Tendo em vista os objetivos principais que nos movem a escrever estas linhas, costumamos sublinhar o perfil preferencial de seus destinatários - jovens militantes de nossas organizações de base, em especial os Movimentos Sociais comprometidos com as lutas de transformação social de nossa realidade. Tal como fizemos, em relação a outros intérpretes, também procedemos no caso de Marilena Chauí: iniciamos com uma breve notícia bibliográfica sobre a autora, ressaltando suas principais contribuições teórico-metodológicas, concluindo com  destaques especiais de sua contribuição como uma das figuras - intérpretes do Brasil.


Breve nota acerca de Marilena Chauí 


Marilena de Souza Chauí, filha de Nicolau Alberto Chauí, jornalista, e de Laura de Souza Chauí, Professora, nasceu em São Paulo - SP em 4 de Setembro de 1941. Seus estudos no Ensino Fundamental e no Ensino Médio, tiveram relevante influência na  escolha do Curso Superior que viria a fazer. Com efeito, especialmente o Ensino Médio, cursado no Colégio Presidente Roosevelt, Marilena Chauí dá testemunho entusiástico da qualidade do ensino de Filosofia ministrado 3x por semana, pelo professor João Eduardo Rodrigues Villalobos. Isto representou um motivo determinante para a sua escolha do Curso de  Filosofia na USP. Tendo concluído a Graduação em Filosofia, sentiu-se determinada a prosseguir seus estudos e suas pesquisas, na mesma área, optando pelo Mestrado em Filosofia, escolhendo como tema a contribuição do filósofo francês  Merleau Ponty. Em seguida, cuidou de preparar-se para o Doutorado em Filosofia, tendo-se debruçado sobre a obra do filósofo judeu-luso-holandês Baruch Spinoza. 

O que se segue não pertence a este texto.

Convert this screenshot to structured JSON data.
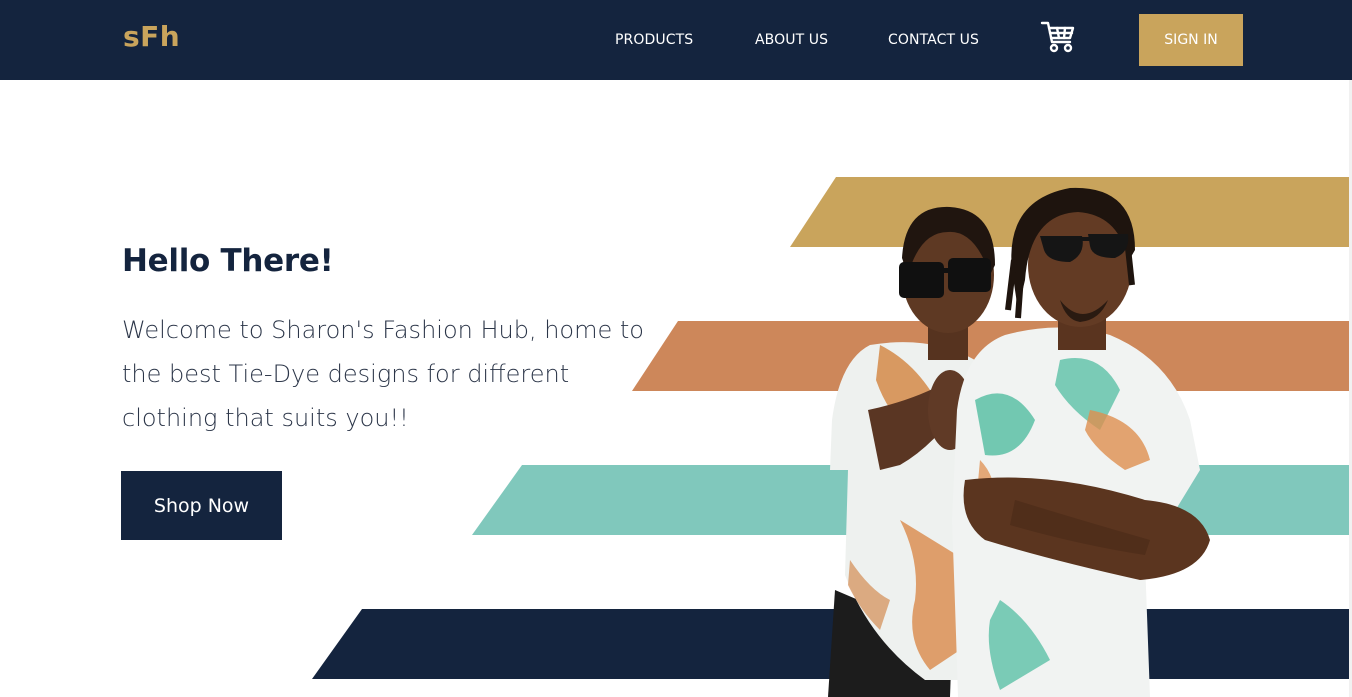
{
  "nav": {
    "logo": "sFh",
    "links": [
      "PRODUCTS",
      "ABOUT US",
      "CONTACT US"
    ],
    "cart_icon": "shopping-cart-icon",
    "signin_label": "SIGN IN"
  },
  "hero": {
    "title": "Hello There!",
    "text_lines": [
      "Welcome to Sharon's Fashion Hub, home to",
      "the best Tie-Dye designs for different",
      "clothing that suits you!!"
    ],
    "cta_label": "Shop Now"
  },
  "colors": {
    "navy": "#14243e",
    "gold": "#c9a45c",
    "orange": "#cd875a",
    "teal": "#80c8bc"
  }
}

A instalação do Golpe de Estado no Brasil, tendo ocorrido em 1964, vem a impactar profundamente a vida de Marilena Chauí e de diversos professores seus, na USP, além de centenas de outros docentes das Universidades Públicas de outros estados brasileiros. Episódio que marcará gravemente a biografia intelectual e política de Marilena e de toda uma vasta geração de docentes e de estudantes universitários e secundaristas, além de Governadores (Leonel Brizola, Miguel Arrais), numerosos parlamentares, lideranças sindicais e de movimentos populares, por longos e tenebrosos 21 anos, durante os quais o povo brasileiro teve que amargar  perseguições, censura, cassações, torturas, assassinatos e exílio de milhares de brasileiros e brasileiras. Diante dos vários crimes da ditadura empresarial-militar, escandaliza-nos profundamente a abjeta campanha pela anistia, promovida pelas forças obscurantistas da extrema-direita, buscando eternizar a impunidade aos golpistas contumazes.  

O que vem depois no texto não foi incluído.